Cardan Joint Test 002.3dm (809.6 KB)

BTW in an IK-chain a ‘Rubberband’ allows the object to scale (with his pivot as base-point) in order to comply to the IK constraints - just like a Hinge does with rotation and a Telescope with displacement.
A example Rubberband 001.3dm (95.1 KB)
For practical use (like in a mechanical structure) a drawback can be that all of its children scale along with.
http://download.mcneel.com/s3/mcneel/bongo/2.0/samples/en/BongoIK_01.3dm is a example that figures on Bongo’s web page. And I don’t know anymore where I got this cutie from RubberbandExample_Animated.3dm (845.1 KB)

PS. Nevermind. We all make “test models” :blush:

Hi again Luc,

Looking much better! Thank you for this post, this is very helpful in all its simplicity.

Also the rubberband examples clarifies a lot. Those examples will help a lot for solving other problems I’ll try out. The Rubberband Scaling didn’t seem to be a problem in the crane example (BongoIK_01.3dm).

In any case, rubberbands are useful stuff. Duct tape is too. :grin:

// Rolf

That’s because the rubberband is at the end of the IK chain, apart from the point Object 6 which luckily has no dimensions are therefore is unscalable.
Same thing in the 2 structures in Rubberband 001. In the left one the ruberband is at the end of the chain (apart from a point), whereas in the right one the cube is child of the ruberband hence scaling along. Unfortunately it is not always possible to reverse the structure of a chain.

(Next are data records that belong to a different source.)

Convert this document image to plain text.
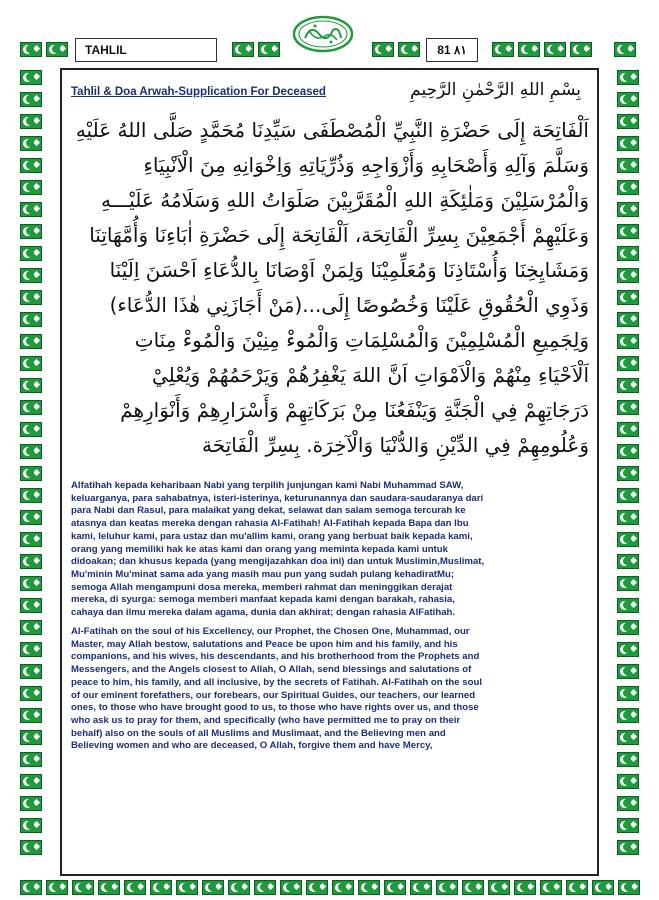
TAHLIL	81 ٨١
Tahlil & Doa Arwah-Supplication For Deceased	بِسْمِ اللهِ الرَّحْمٰنِ الرَّحِيمِ
اَلْفَاتِحَة إِلَى حَضْرَةِ النَّبِيِّ الْمُصْطَفَى سَيِّدِنَا مُحَمَّدٍ صَلَّى اللهُ عَلَيْهِ
وَسَلَّمَ وَآلِهِ وَأَصْحَابِهِ وَأَزْوَاجِهِ وَذُرِّيَاتِهِ وَاِخْوَانِهِ مِنَ الْاَنْبِيَاءِ
وَالْمُرْسَلِيْنَ وَمَلٰئِكَةِ اللهِ الْمُقَرَّبِيْنَ صَلَوَاتُ اللهِ وَسَلَامُهُ عَلَيْـــهِ
وَعَلَيْهِمْ أَجْمَعِيْنَ بِسِرِّ الْفَاتِحَة، اَلْفَاتِحَة إِلَى حَضْرَةِ اٰبَاءِنَا وَأُمَّهَاتِنَا
وَمَشَايِخِنَا وَأُسْتَاذِنَا وَمُعَلِّمِيْنَا وَلِمَنْ اَوْصَانَا بِالدُّعَاءِ اَحْسَنَ اِلَيْنَا
وَذَوِي الْحُقُوقِ عَلَيْنَا وَخُصُوصًا إِلَى...(مَنْ أَجَازَنِي هٰذَا الدُّعَاء)
وَلِجَمِيعِ الْمُسْلِمِيْنَ وَالْمُسْلِمَاتِ وَالْمُوءْ مِنِيْنَ وَالْمُوءْ مِنَاتِ
اَلْاَحْيَاءِ مِنْهُمْ وَالْاَمْوَاتِ اَنَّ اللهَ يَغْفِرُهُمْ وَيَرْحَمُهُمْ وَيُعْلِيْ
دَرَجَاتِهِمْ فِي الْجَنَّةِ وَيَنْفَعُنَا مِنْ بَرَكَاتِهِمْ وَأَسْرَارِهِمْ وَأَنْوَارِهِمْ
وَعُلُومِهِمْ فِي الدِّيْنِ وَالدُّنْيَا وَالْآخِرَة. بِسِرِّ الْفَاتِحَة
Alfatihah kepada keharibaan Nabi yang terpilih junjungan kami Nabi Muhammad SAW,
keluarganya, para sahabatnya, isteri-isterinya, keturunannya dan saudara-saudaranya dari
para Nabi dan Rasul, para malaikat yang dekat, selawat dan salam semoga tercurah ke
atasnya dan keatas mereka dengan rahasia Al-Fatihah! Al-Fatihah kepada Bapa dan Ibu
kami, leluhur kami, para ustaz dan mu'allim kami, orang yang berbuat baik kepada kami,
orang yang memiliki hak ke atas kami dan orang yang meminta kepada kami untuk
didoakan; dan khusus kepada (yang mengijazahkan doa ini) dan untuk Muslimin,Muslimat,
Mu'minin Mu'minat sama ada yang masih mau pun yang sudah pulang kehadiratMu;
semoga Allah mengampuni dosa mereka, memberi rahmat dan meninggikan derajat
mereka, di syurga: semoga memberi manfaat kepada kami dengan barakah, rahasia,
cahaya dan ilmu mereka dalam agama, dunia dan akhirat; dengan rahasia AlFatihah.
Al-Fatihah on the soul of his Excellency, our Prophet, the Chosen One, Muhammad, our
Master, may Allah bestow, salutations and Peace be upon him and his family, and his
companions, and his wives, his descendants, and his brotherhood from the Prophets and
Messengers, and the Angels closest to Allah, O Allah, send blessings and salutations of
peace to him, his family, and all inclusive, by the secrets of Fatihah. Al-Fatihah on the soul
of our eminent forefathers, our forebears, our Spiritual Guides, our teachers, our learned
ones, to those who have brought good to us, to those who have rights over us, and those
who ask us to pray for them, and specifically (who have permitted me to pray on their
behalf) also on the souls of all Muslims and Muslimaat, and the Believing men and
Believing women and who are deceased, O Allah, forgive them and have Mercy,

BTW regarding the preview of your floats. I hope you understood well. It is not necessary to repeatedly click the ‘next-tick-button’ in the timeline (that indeed would be annoying). You can just press (not click) continuous, ongoing, constant the LMB button and you’ll see the mouse pointer running along with the timelineslider. Just release the LMB to stop.

Have fun with your project.

Yup, got that one. It helps a lot to know that trick.

But now I have bad news for you. In the other thread we tried to solve a problem with EdgeSoftening not sticking to my solids. A solution was suggested, I could restore the capability of EdgeSoftening sticking but, and here it comes, the objects stay Softeneed only if NOT linked in a Bongo IK-Chain, or if only Children to any such object.

I just sent the model to tech@mcneel.com but when sending that mail I had not yet disclosed when or what is stripping the objects of the Softening. But after only one (1) rendered Keyframe in a Bongo animation (its all in the file I sent) the EdgeSoftening was gone.

If it’s Bongo or something else causing the failing EdgeSoftening I do not know (of course), but take a look at that and let me know if I can prevent this happening, somehow.

I’ll repost this new finding in the linked thread.

// Rolf

I was aware that ‘Render tools’ like “ApplyCurvePiping” or “ApplyEdgeSoftening” also didn’t refresh in Preview.

I’ll pass the concerning tread on to the developers.

It seems to be worse than that, because the EdgeSoftening doesn’t survive using Rhino Renderer for the animation directly after “restoring” the EdgeSofteing (without previewing any keyframes). So, it seems to be not only a problem with the Viewport preview, since the final (Rhino rendered) video lacks the EdgeSoftening.

Hopefully this will put you guys on track of the cause.